1. Stop Docker service: `sudo systemctl stop stop docker`
2. Check the existence of Docker ZFS snapshots with something like `sudo zfs list -H -o name -t snapshot | grep docker`
3. Delete the aforementioned ZFS snapshots: `sudo zfs list -H -o name -t snapshot | grep docker | xargs -n1 sudo zfs destroy -R`
3. Start Docker service again: `sudo systemctl start docker`

I had the same problem. This worked for me:

1. Stop docker service

2. Remove /var/lib/docker

3. Start docker service again

This has happened several times I did similar things I do find it a very obscure way to handle this situation. Does anyone know what is going on here?
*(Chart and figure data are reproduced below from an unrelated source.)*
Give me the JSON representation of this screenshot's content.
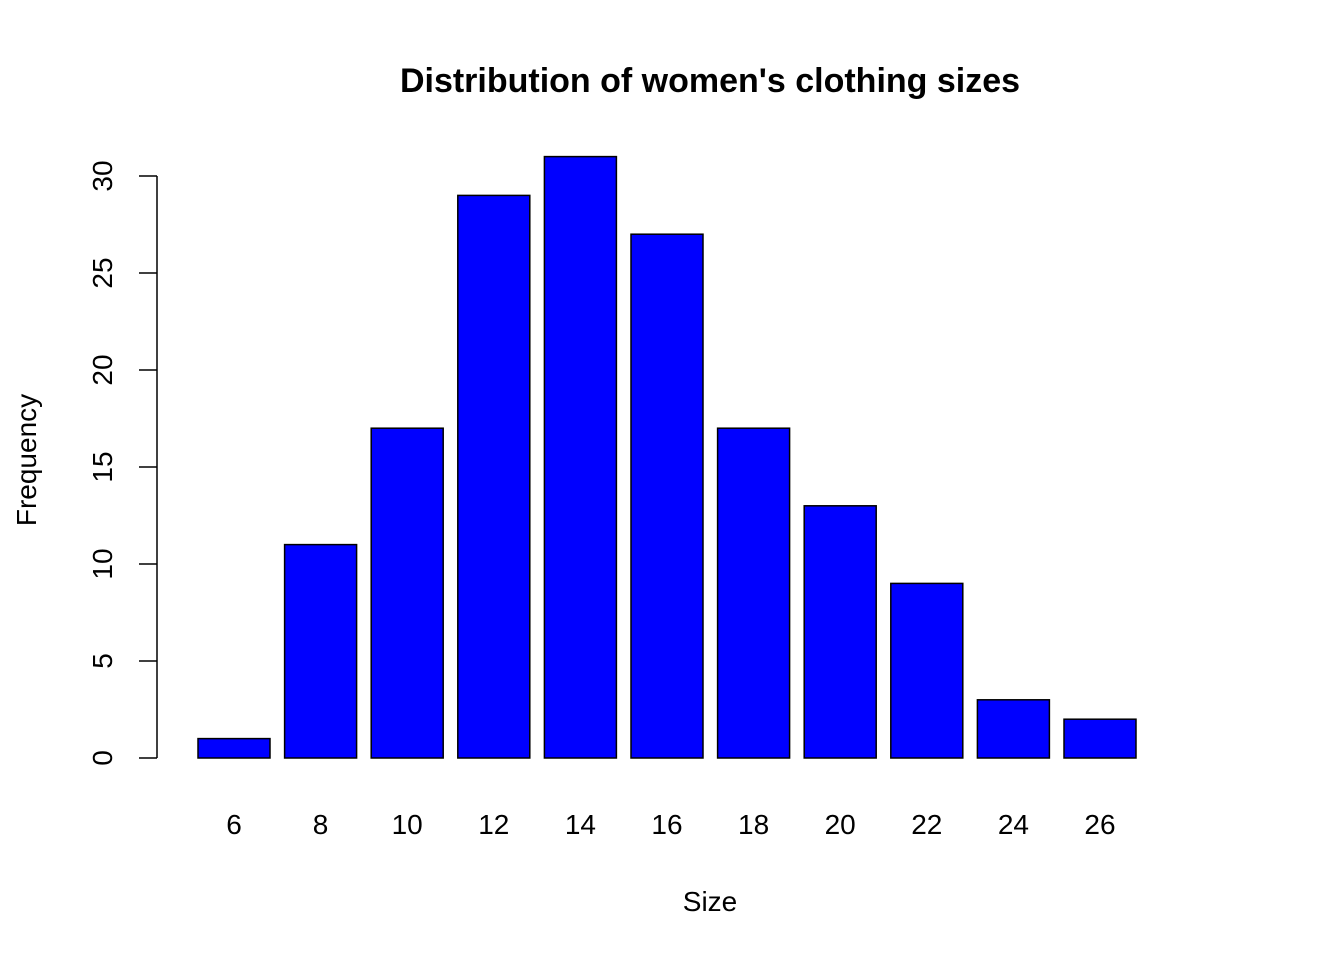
{
  "chart_data": {
    "type": "bar",
    "title": "Distribution of women's clothing sizes",
    "xlabel": "Size",
    "ylabel": "Frequency",
    "categories": [
      "6",
      "8",
      "10",
      "12",
      "14",
      "16",
      "18",
      "20",
      "22",
      "24",
      "26"
    ],
    "values": [
      1,
      11,
      17,
      29,
      31,
      27,
      17,
      13,
      9,
      3,
      2
    ],
    "ylim": [
      0,
      30
    ],
    "yticks": [
      0,
      5,
      10,
      15,
      20,
      25,
      30
    ],
    "grid": false,
    "legend": "none",
    "bar_color": "#0000ff",
    "bar_border_color": "#000000"
  }
}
seems like the workaround for now, while upstream ponders implementing a proper fix, is to stop docker and destroy the /var/lib/docker zfs volume, and then start docker and recreate all the containers.

The error happens when a zfs dataset is destroyed, without an update in the image layer of docker:

$ zfs destroy -R zroot/root/nixos/0368bc77be5e5db69270386d15137fb971a081590c5f436b21916da09d633c50
$ docker run nginx          
/nix/store/9glgvsw1i76lxzblwdlm659lv1bg065c-docker-1.13.1/libexec/docker/docker: Error response from daemon: exit status 2: "/nix/store/mddh2ffqi53f3sw96pj6v4f0mzn04lcd-zfs-user-0.6.5.9/bin/zfs zfs snapshot zroot/root/nixos/0368bc77be5e5db69270386d15137fb971a081590c5f436b21916da09d633c50@256866051" => cannot open 'zroot/root/nixos/0368bc77be5e5db69270386d15137fb971a081590c5f436b21916da09d633c50': dataset does not exist
usage:
        snapshot|snap [-r] [-o property=value] ... <filesystem|volume>@<snap> ...

For the property list, run: zfs set|get

For the delegated permission list, run: zfs allow|unallow.
See '/nix/store/9glgvsw1i76lxzblwdlm659lv1bg065c-docker-1.13.1/libexec/docker/docker run --help'.